The PCB chairman had a poor relationship with Imran Khan, who as the new prime minister of Pakistan is also the patron of the PCB

Danyal Rasool
Danyal Rasool
Mickey Arthur in conversation with PSL chief Najam Sethi  •  PSL

Mickey Arthur in conversation with PSL chief Najam Sethi  •  PSL

Najam Sethi's departure from his role as PCB chairman is confirmed after he formally submitted his resignation on Monday. Minutes later, the prime minister of Pakistan Imran Khan tweeted that he had nominated former ICC president Ehsan Mani as the new chairman of the board.
There had been intense speculation surrounding Sethi's future in the PCB ever since Imran was elected Pakistan's prime minister; the former Pakistan captain and Sethi had a famously poor relationship. With the prime minister allowed - according to the PCB constitution - to change the PCB chairman if he so desired, it seemed unlikely Sethi would be able to stay on beyond Imran formally taking charge.

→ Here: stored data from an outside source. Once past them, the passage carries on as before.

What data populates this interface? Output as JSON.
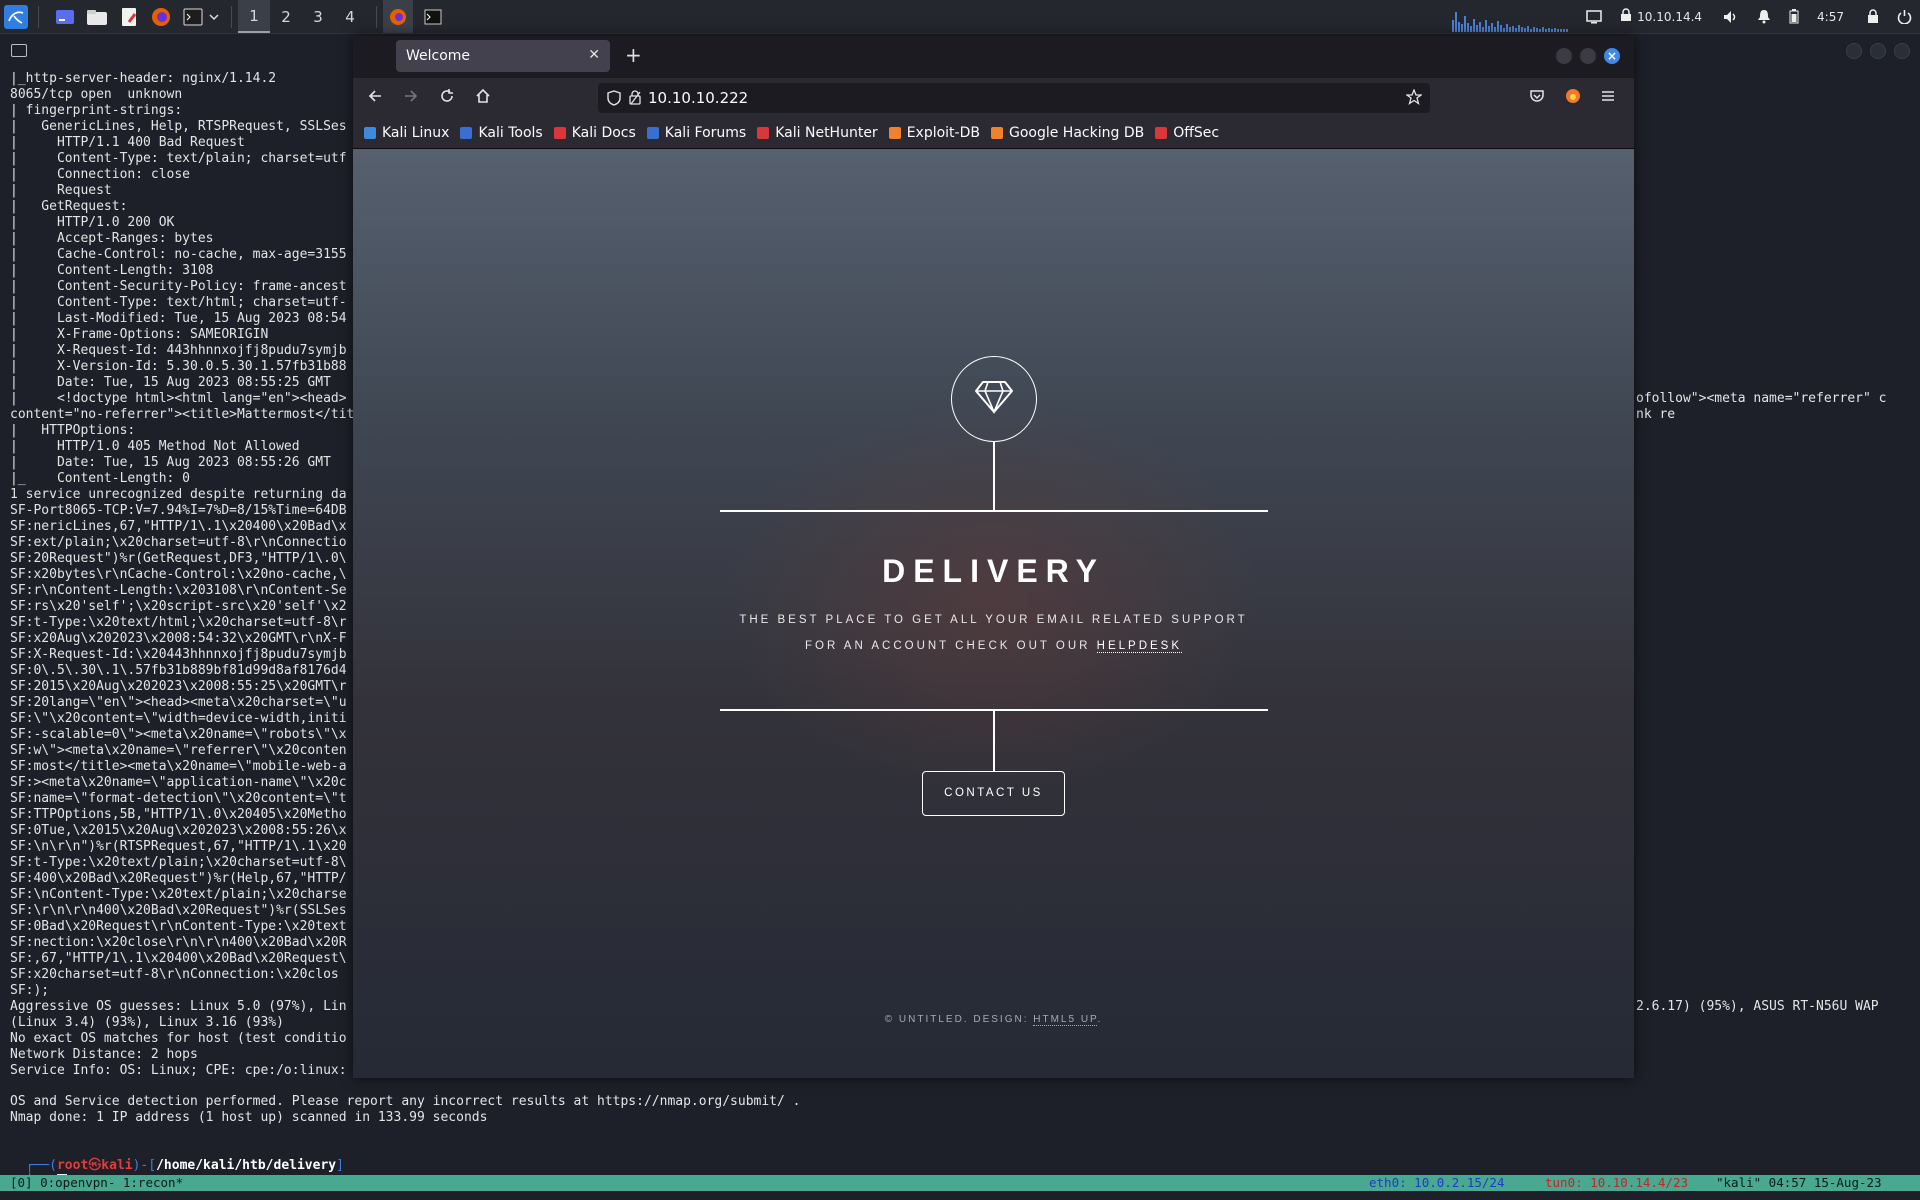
{
  "taskbar": {
    "workspaces": [
      "1",
      "2",
      "3",
      "4"
    ],
    "tray": {
      "ip": "10.10.14.4",
      "time": "4:57"
    }
  },
  "terminal": {
    "lines": [
      "|_http-server-header: nginx/1.14.2",
      "8065/tcp open  unknown",
      "| fingerprint-strings:",
      "|   GenericLines, Help, RTSPRequest, SSLSes",
      "|     HTTP/1.1 400 Bad Request",
      "|     Content-Type: text/plain; charset=utf",
      "|     Connection: close",
      "|     Request",
      "|   GetRequest:",
      "|     HTTP/1.0 200 OK",
      "|     Accept-Ranges: bytes",
      "|     Cache-Control: no-cache, max-age=3155",
      "|     Content-Length: 3108",
      "|     Content-Security-Policy: frame-ancest",
      "|     Content-Type: text/html; charset=utf-",
      "|     Last-Modified: Tue, 15 Aug 2023 08:54",
      "|     X-Frame-Options: SAMEORIGIN",
      "|     X-Request-Id: 443hhnnxojfj8pudu7symjb",
      "|     X-Version-Id: 5.30.0.5.30.1.57fb31b88",
      "|     Date: Tue, 15 Aug 2023 08:55:25 GMT",
      "|     <!doctype html><html lang=\"en\"><head>",
      "content=\"no-referrer\"><title>Mattermost</tit",
      "|   HTTPOptions:",
      "|     HTTP/1.0 405 Method Not Allowed",
      "|     Date: Tue, 15 Aug 2023 08:55:26 GMT",
      "|_    Content-Length: 0",
      "1 service unrecognized despite returning da",
      "SF-Port8065-TCP:V=7.94%I=7%D=8/15%Time=64DB",
      "SF:nericLines,67,\"HTTP/1\\.1\\x20400\\x20Bad\\x",
      "SF:ext/plain;\\x20charset=utf-8\\r\\nConnectio",
      "SF:20Request\")%r(GetRequest,DF3,\"HTTP/1\\.0\\",
      "SF:x20bytes\\r\\nCache-Control:\\x20no-cache,\\",
      "SF:r\\nContent-Length:\\x203108\\r\\nContent-Se",
      "SF:rs\\x20'self';\\x20script-src\\x20'self'\\x2",
      "SF:t-Type:\\x20text/html;\\x20charset=utf-8\\r",
      "SF:x20Aug\\x202023\\x2008:54:32\\x20GMT\\r\\nX-F",
      "SF:X-Request-Id:\\x20443hhnnxojfj8pudu7symjb",
      "SF:0\\.5\\.30\\.1\\.57fb31b889bf81d99d8af8176d4",
      "SF:2015\\x20Aug\\x202023\\x2008:55:25\\x20GMT\\r",
      "SF:20lang=\\\"en\\\"><head><meta\\x20charset=\\\"u",
      "SF:\\\"\\x20content=\\\"width=device-width,initi",
      "SF:-scalable=0\\\"><meta\\x20name=\\\"robots\\\"\\x",
      "SF:w\\\"><meta\\x20name=\\\"referrer\\\"\\x20conten",
      "SF:most</title><meta\\x20name=\\\"mobile-web-a",
      "SF:><meta\\x20name=\\\"application-name\\\"\\x20c",
      "SF:name=\\\"format-detection\\\"\\x20content=\\\"t",
      "SF:TTPOptions,5B,\"HTTP/1\\.0\\x20405\\x20Metho",
      "SF:0Tue,\\x2015\\x20Aug\\x202023\\x2008:55:26\\x",
      "SF:\\n\\r\\n\")%r(RTSPRequest,67,\"HTTP/1\\.1\\x20",
      "SF:t-Type:\\x20text/plain;\\x20charset=utf-8\\",
      "SF:400\\x20Bad\\x20Request\")%r(Help,67,\"HTTP/",
      "SF:\\nContent-Type:\\x20text/plain;\\x20charse",
      "SF:\\r\\n\\r\\n400\\x20Bad\\x20Request\")%r(SSLSes",
      "SF:0Bad\\x20Request\\r\\nContent-Type:\\x20text",
      "SF:nection:\\x20close\\r\\n\\r\\n400\\x20Bad\\x20R",
      "SF:,67,\"HTTP/1\\.1\\x20400\\x20Bad\\x20Request\\",
      "SF:x20charset=utf-8\\r\\nConnection:\\x20clos",
      "SF:);",
      "Aggressive OS guesses: Linux 5.0 (97%), Lin",
      "(Linux 3.4) (93%), Linux 3.16 (93%)",
      "No exact OS matches for host (test conditio",
      "Network Distance: 2 hops",
      "Service Info: OS: Linux; CPE: cpe:/o:linux:"
    ],
    "right_fragments": [
      "ofollow\"><meta name=\"referrer\" c",
      "nk re",
      "2.6.17) (95%), ASUS RT-N56U WAP"
    ],
    "bottom_lines": [
      "OS and Service detection performed. Please report any incorrect results at https://nmap.org/submit/ .",
      "Nmap done: 1 IP address (1 host up) scanned in 133.99 seconds"
    ],
    "prompt": {
      "user": "root",
      "host": "kali",
      "path": "/home/kali/htb/delivery"
    }
  },
  "statusbar": {
    "left": "[0] 0:openvpn- 1:recon*",
    "eth0_label": "eth0:",
    "eth0": "10.0.2.15/24",
    "tun0_label": "tun0:",
    "tun0": "10.10.14.4/23",
    "right": "\"kali\" 04:57 15-Aug-23"
  },
  "browser": {
    "tab_title": "Welcome",
    "url": "10.10.10.222",
    "bookmarks": [
      {
        "label": "Kali Linux",
        "color": "#3f8ad9"
      },
      {
        "label": "Kali Tools",
        "color": "#3b6fcf"
      },
      {
        "label": "Kali Docs",
        "color": "#d9373a"
      },
      {
        "label": "Kali Forums",
        "color": "#3b6fcf"
      },
      {
        "label": "Kali NetHunter",
        "color": "#d9373a"
      },
      {
        "label": "Exploit-DB",
        "color": "#f0812d"
      },
      {
        "label": "Google Hacking DB",
        "color": "#f0812d"
      },
      {
        "label": "OffSec",
        "color": "#d9373a"
      }
    ]
  },
  "site": {
    "title": "DELIVERY",
    "tagline_1": "THE BEST PLACE TO GET ALL YOUR EMAIL RELATED SUPPORT",
    "tagline_2_prefix": "FOR AN ACCOUNT CHECK OUT OUR ",
    "helpdesk_label": "HELPDESK",
    "contact_label": "CONTACT US",
    "footer_prefix": "© UNTITLED. DESIGN: ",
    "footer_link": "HTML5 UP",
    "footer_suffix": "."
  }
}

Along with his resignation letter, Sethi tweeted that he had been "waiting for the new Prime Minister to take oath" before deciding to hand in his resignation - which Imran did on Saturday. Sethi was appointed PCB chairman for his last, unbroken stint in 2017, but had previously served as PCB chairman in 2013 and 2014. That was a period marred by a power struggle between him and former PCB chairman Zaka Ashraf; the pair swapped positions several times before Sethi finally consolidated his control at the helm of the PCB.
Addressing his resignation letter directly to the prime minister, Sethi said, "You have said on many occasions you have a vision for Pakistan cricket. Therefore, it is only proper that you should assume charge and responsibility for assembling a management team for PCB that enjoys your full confidence and trust." Sethi pointed out he had been appointed the PCB chairman unanimously in 2017 for a three-year term following elections last year, and that he believed he had "served the cause of cricket diligently".

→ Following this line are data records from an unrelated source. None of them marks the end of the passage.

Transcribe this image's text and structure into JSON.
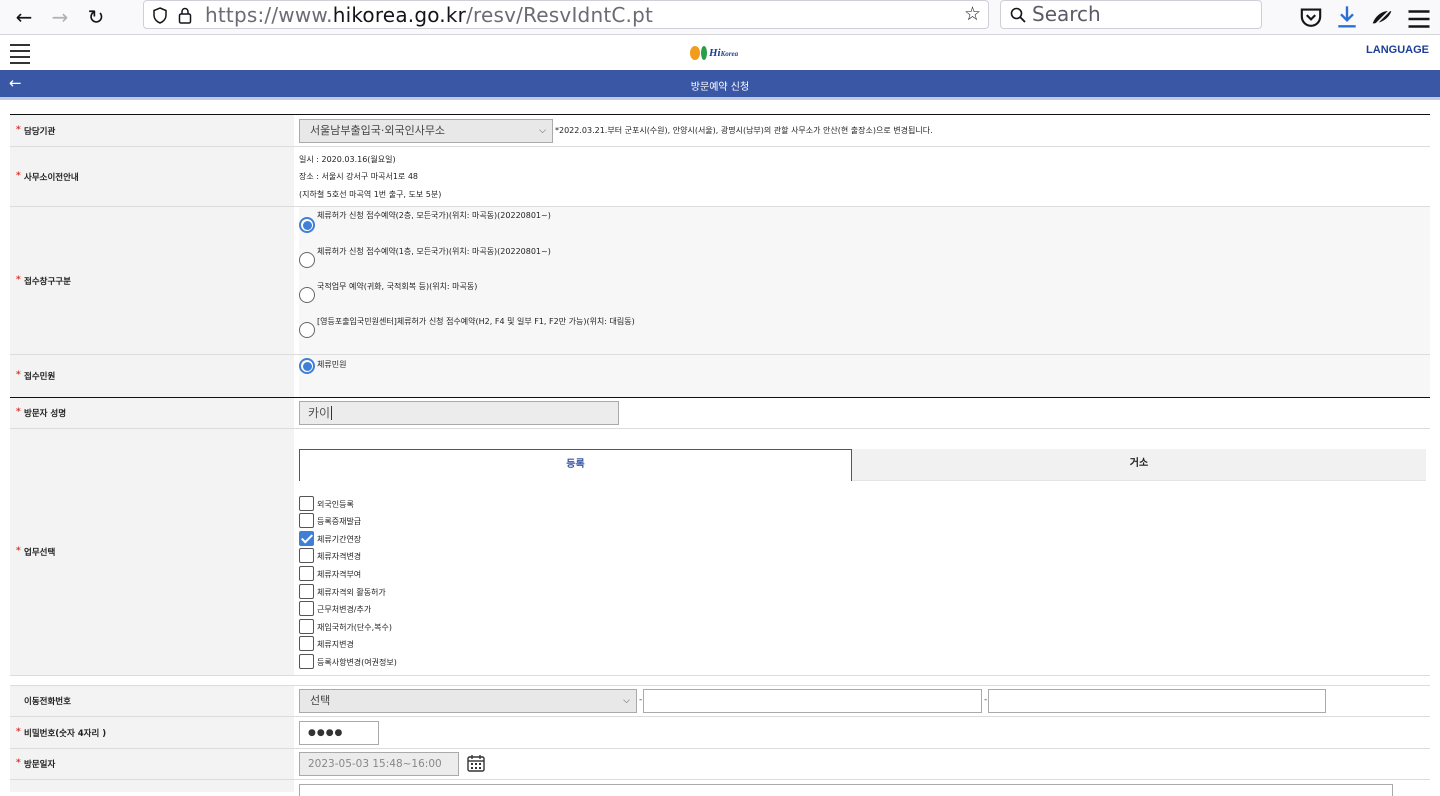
{
  "browser": {
    "back": "←",
    "forward": "→",
    "reload": "↻",
    "url_prefix": "https://www.",
    "url_domain": "hikorea.go.kr",
    "url_path": "/resv/ResvIdntC.pt",
    "search_placeholder": "Search",
    "icons": [
      "shield-icon",
      "lock-icon",
      "star-icon",
      "pocket-icon",
      "download-icon",
      "extension-icon",
      "menu-icon"
    ]
  },
  "header": {
    "logo_text": "Hi",
    "logo_sub": "Korea",
    "language": "LANGUAGE"
  },
  "title_bar": {
    "back": "←",
    "title": "방문예약 신청"
  },
  "form": {
    "agency": {
      "label": "담당기관",
      "selected": "서울남부출입국·외국인사무소",
      "note": "*2022.03.21.부터 군포시(수원), 안양시(서울), 광명시(남부)의 관할 사무소가 안산(현 출장소)으로 변경됩니다."
    },
    "relocation": {
      "label": "사무소이전안내",
      "lines": [
        "일시 : 2020.03.16(월요일)",
        "장소 : 서울시 강서구 마곡서1로 48",
        "(지하철 5호선 마곡역 1번 출구, 도보 5분)"
      ]
    },
    "window_type": {
      "label": "접수창구구분",
      "options": [
        "체류허가 신청 접수예약(2층, 모든국가)(위치: 마곡동)(20220801~)",
        "체류허가 신청 접수예약(1층, 모든국가)(위치: 마곡동)(20220801~)",
        "국적업무 예약(귀화, 국적회복 등)(위치: 마곡동)",
        "[영등포출입국민원센터]체류허가 신청 접수예약(H2, F4 및 일부 F1, F2만 가능)(위치: 대림동)"
      ],
      "selected_index": 0
    },
    "civil": {
      "label": "접수민원",
      "option": "체류민원"
    },
    "visitor_name": {
      "label": "방문자 성명",
      "value": "카이"
    },
    "task": {
      "label": "업무선택",
      "tabs": [
        "등록",
        "거소"
      ],
      "active_tab": 0,
      "items": [
        {
          "label": "외국인등록",
          "checked": false
        },
        {
          "label": "등록증재발급",
          "checked": false
        },
        {
          "label": "체류기간연장",
          "checked": true
        },
        {
          "label": "체류자격변경",
          "checked": false
        },
        {
          "label": "체류자격부여",
          "checked": false
        },
        {
          "label": "체류자격외 활동허가",
          "checked": false
        },
        {
          "label": "근무처변경/추가",
          "checked": false
        },
        {
          "label": "재입국허가(단수,복수)",
          "checked": false
        },
        {
          "label": "체류지변경",
          "checked": false
        },
        {
          "label": "등록사항변경(여권정보)",
          "checked": false
        }
      ]
    },
    "phone": {
      "label": "이동전화번호",
      "select": "선택",
      "dash": "-"
    },
    "password": {
      "label": "비밀번호(숫자 4자리 )",
      "value": "●●●●"
    },
    "visit_date": {
      "label": "방문일자",
      "value": "2023-05-03 15:48~16:00"
    },
    "required_mark": "*",
    "colors": {
      "accent": "#3a57a6",
      "required": "#e0322b",
      "check": "#3f7fd8"
    }
  }
}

The inevitability of Sethi's resignation has its roots in politics rather than cricket. Sethi was appointed caretaker chief minister of Punjab, the stronghold of Nawaz Sharif's PML-N party, Imran's main political rival and the winner of the 2013 parliamentary elections. Imran repeatedly accused Sethi of unjustly helping Sharif win the elections that year.
In 2014, Sethi was nominated to the PCB board of governors by Sharif, approved by the ICC and the Supreme Court of Pakistan. But it was widely believed that if Imran ever was to come to power, Sethi's days at the PCB would be numbered. It was telling that Imran didn't so much as thank Sethi for his time as chairman, instead focusing on the "vast and valuable experience" Mani would bring to the job.

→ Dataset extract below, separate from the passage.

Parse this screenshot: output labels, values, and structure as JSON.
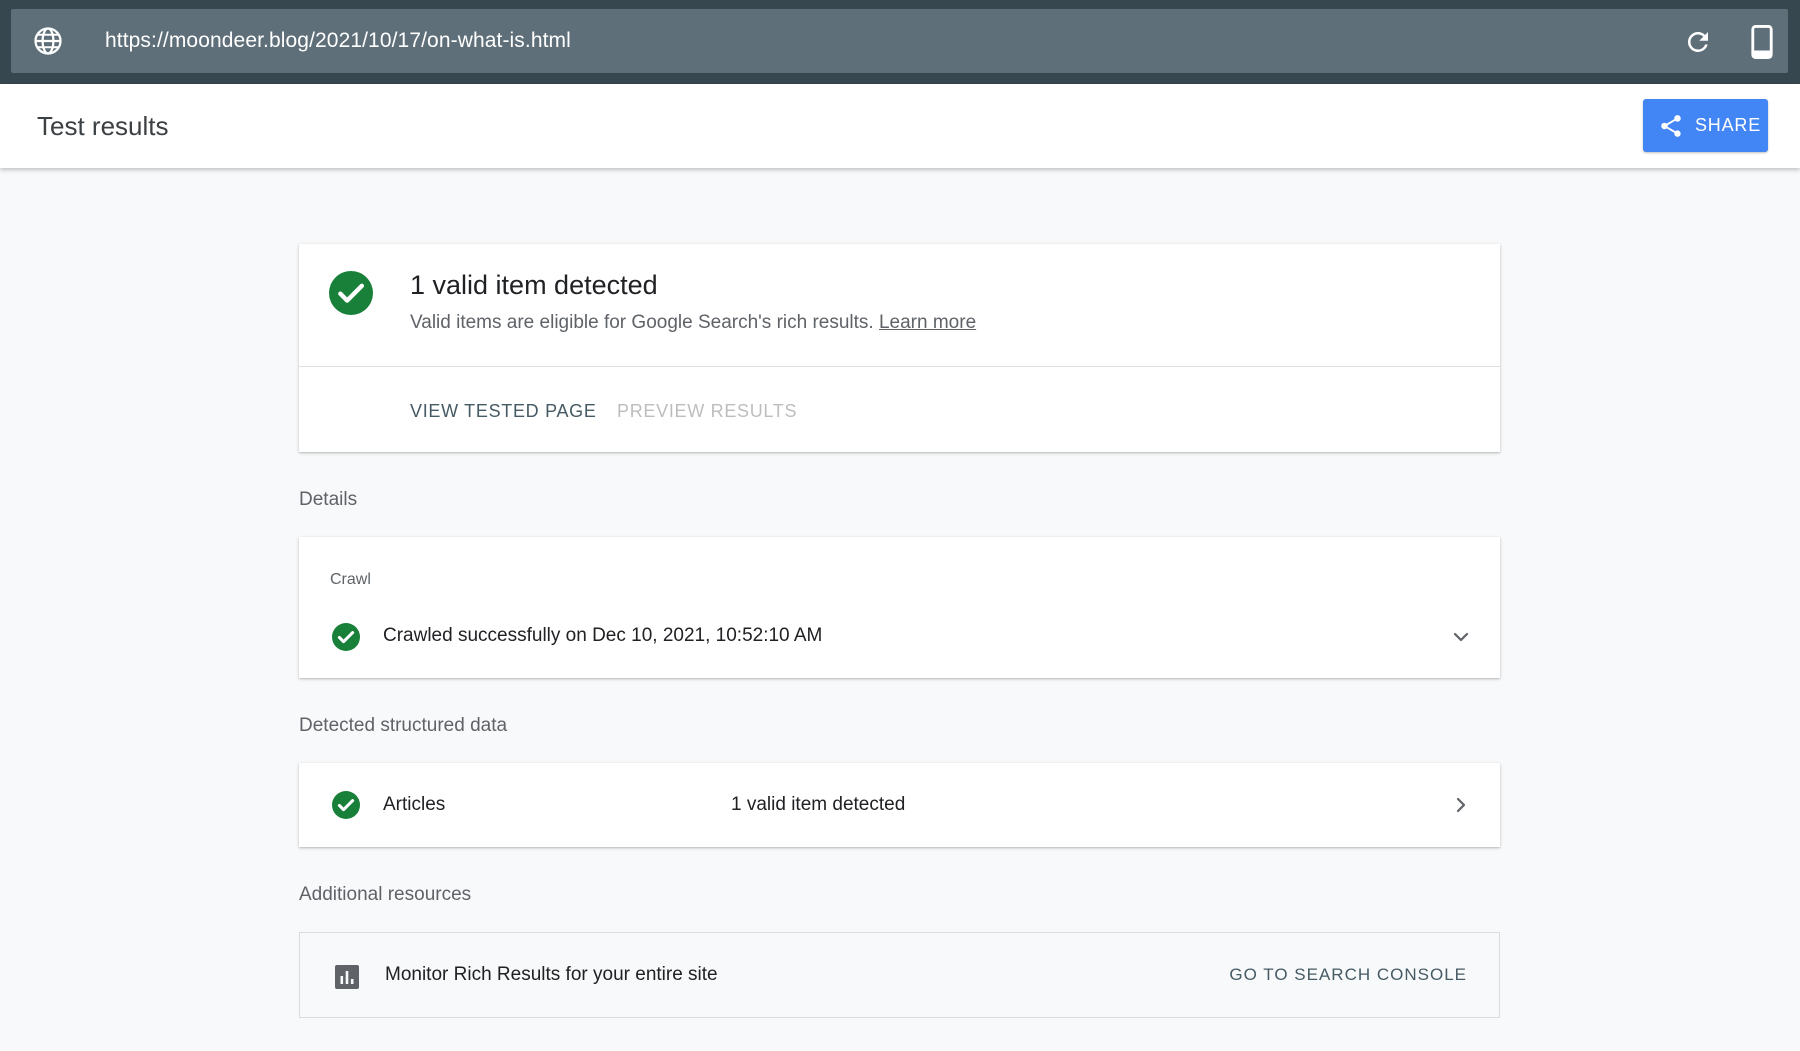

While Sethi only formally became PCB chairman in 2017, he was de facto the most influential man in the organisation for much of his predecessor Shaharyar Khan's tenure, where he served as the head of the PCB executive committee. Most visibly, he was the chairman of the Pakistan Super League, Pakistan's international T20 franchise competition. It is arguably what he'll most prominently be remembered for, particularly since the competition is also viewed as the gateway towards the return of international cricket to Pakistan. The 2017 PSL final was held in Lahore, and the 18 months since have seen a trickle of matches played in Pakistan's two major cities, Lahore and Karachi. With the PSL not a separate entity to the PCB - that idea was floated but ultimately never came to fruition - Sethi will play no further part in that competition either.
Mani's appointment is contingent on an election process - but that is merely a formality. As a fierce critic of the finance and governance draft proposal put forward by Australia, England and India at the ICC in 2014, which later came to be known as the Big Three reform, he won fans in many of the other countries, particularly Pakistan, who held out against the reforms longer than any of the other seven Full Member boards. He has built much goodwill in Pakistan over the years, especially in 2009 when he accused the BCCI of trying to isolate Pakistan when the Indian board rejected Pakistan's proposal to host their share of matches at neutral venues.